Ross Maclean
critic
UK
Voted for
Film | Year | Director |
---|---|---|
The Apartment | 1960 | Billy Wilder |
The Awful Truth | 1937 | Leo McCarey |
JEDER FÜR SICH UND GOTT GEGEN ALLE | 1974 | Werner Herzog |
Fargo | 1995 | Joel Coen |
The Godfather | 1972 | Francis Ford Coppola |
The Red Shoes | 1948 | Michael Powell, Emeric Pressburger |
Seven Samurai | 1954 | Akira Kurosawa |
The Shining | 1980 | Stanley Kubrick |
There Will Be Blood | 2007 | Paul Thomas Anderson |
TURKS FRUIT | 1973 | Paul Verhoeven |
Comments
To make my first ballot for this poll remotely achievable, I had to create a distinct line of division in my head between ‘greatest’ and ‘favourite’. There is, of course, an unavoidable bleed between the two but dividing them involved more than a few wrenching decisions.
While I tried not to be too rigid about this, my criteria were ultimately boiled down to a personal mix of impact and time. I didn’t impose an arbitrary cut-off date but I found myself naturally leaning towards films I’d had longer to sit with both with regards to newer releases and when I watched older films. Being unable to pin it down without having lived with it for a long time meant even recent watches of highly regarded films didn’t benefit from the foothold afforded by time (—including, sadly, a lot of amazing work directed by women).
Each film is one that made an initial impression which endured, revealing more and deepening its offer: whether the quality of its badinage, its buried vulnerability, its overbearing air of hostility, its deep-rooted absurdity, a hitherto unnoticed lightness of touch, or in a more general sense of awe at the craft involved.
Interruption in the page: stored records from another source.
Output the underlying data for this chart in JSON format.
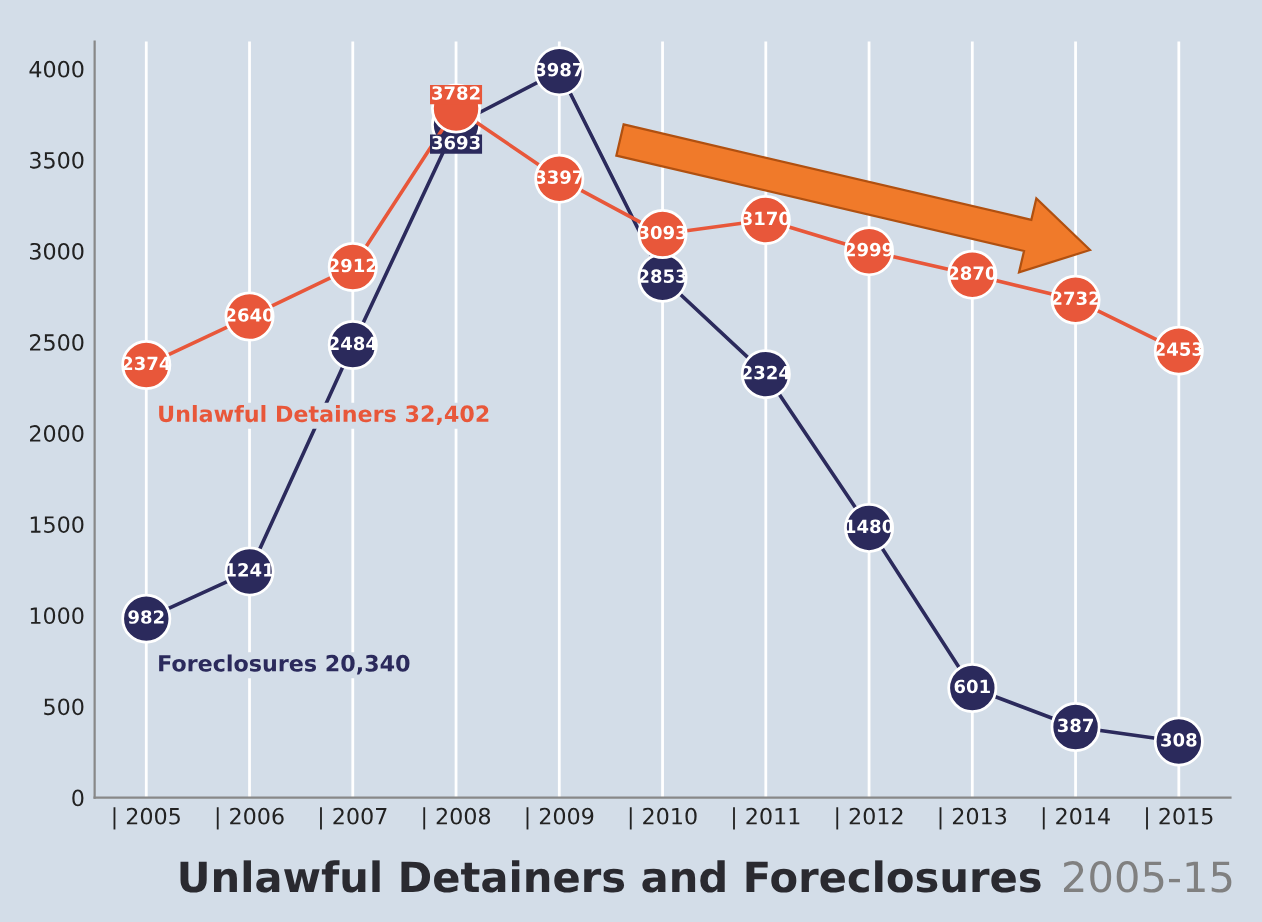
{
  "chart_data": {
    "type": "line",
    "title": "Unlawful Detainers and Foreclosures",
    "subtitle": "2005-15",
    "x": [
      2005,
      2006,
      2007,
      2008,
      2009,
      2010,
      2011,
      2012,
      2013,
      2014,
      2015
    ],
    "series": [
      {
        "color": "#e8573a",
        "values": [
          2374,
          2640,
          2912,
          3782,
          3397,
          3093,
          3170,
          2999,
          2870,
          2732,
          2453
        ]
      },
      {
        "color": "#2b2a5c",
        "values": [
          982,
          1241,
          2484,
          3693,
          3987,
          2853,
          2324,
          1480,
          601,
          387,
          308
        ]
      }
    ],
    "annotations": [
      "Unlawful Detainers 32,402",
      "Foreclosures 20,340"
    ],
    "xlim": [
      2004.5,
      2015.5
    ],
    "ylim": [
      0,
      4150
    ],
    "xticks": [
      {
        "value": 2005,
        "label": "| 2005"
      },
      {
        "value": 2006,
        "label": "| 2006"
      },
      {
        "value": 2007,
        "label": "| 2007"
      },
      {
        "value": 2008,
        "label": "| 2008"
      },
      {
        "value": 2009,
        "label": "| 2009"
      },
      {
        "value": 2010,
        "label": "| 2010"
      },
      {
        "value": 2011,
        "label": "| 2011"
      },
      {
        "value": 2012,
        "label": "| 2012"
      },
      {
        "value": 2013,
        "label": "| 2013"
      },
      {
        "value": 2014,
        "label": "| 2014"
      },
      {
        "value": 2015,
        "label": "| 2015"
      }
    ],
    "yticks": [
      0,
      500,
      1000,
      1500,
      2000,
      2500,
      3000,
      3500,
      4000
    ],
    "grid": "x",
    "marker": "circle",
    "line_style": "solid",
    "data_labels": true,
    "legend": false
  }
}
If there were a thread running through at least some of these, it might be mystery — at least the incomprehensible forces which drive people’s behaviour towards each other and the extreme outcomes to which that can lead. In another sense, it might be breaking free of rigid strictures. Or, perhaps, I want to skirt round being inexorably drawn to the vicarious thrill of seeing darker impulses acted upon, whether played for laughs or chills, and regardless of any sense of justice being meted out for them or not.
I like to think there’s a zesty balance of light and shade between them as individual films and a few that find a sweet spot harmonising the two within the same film.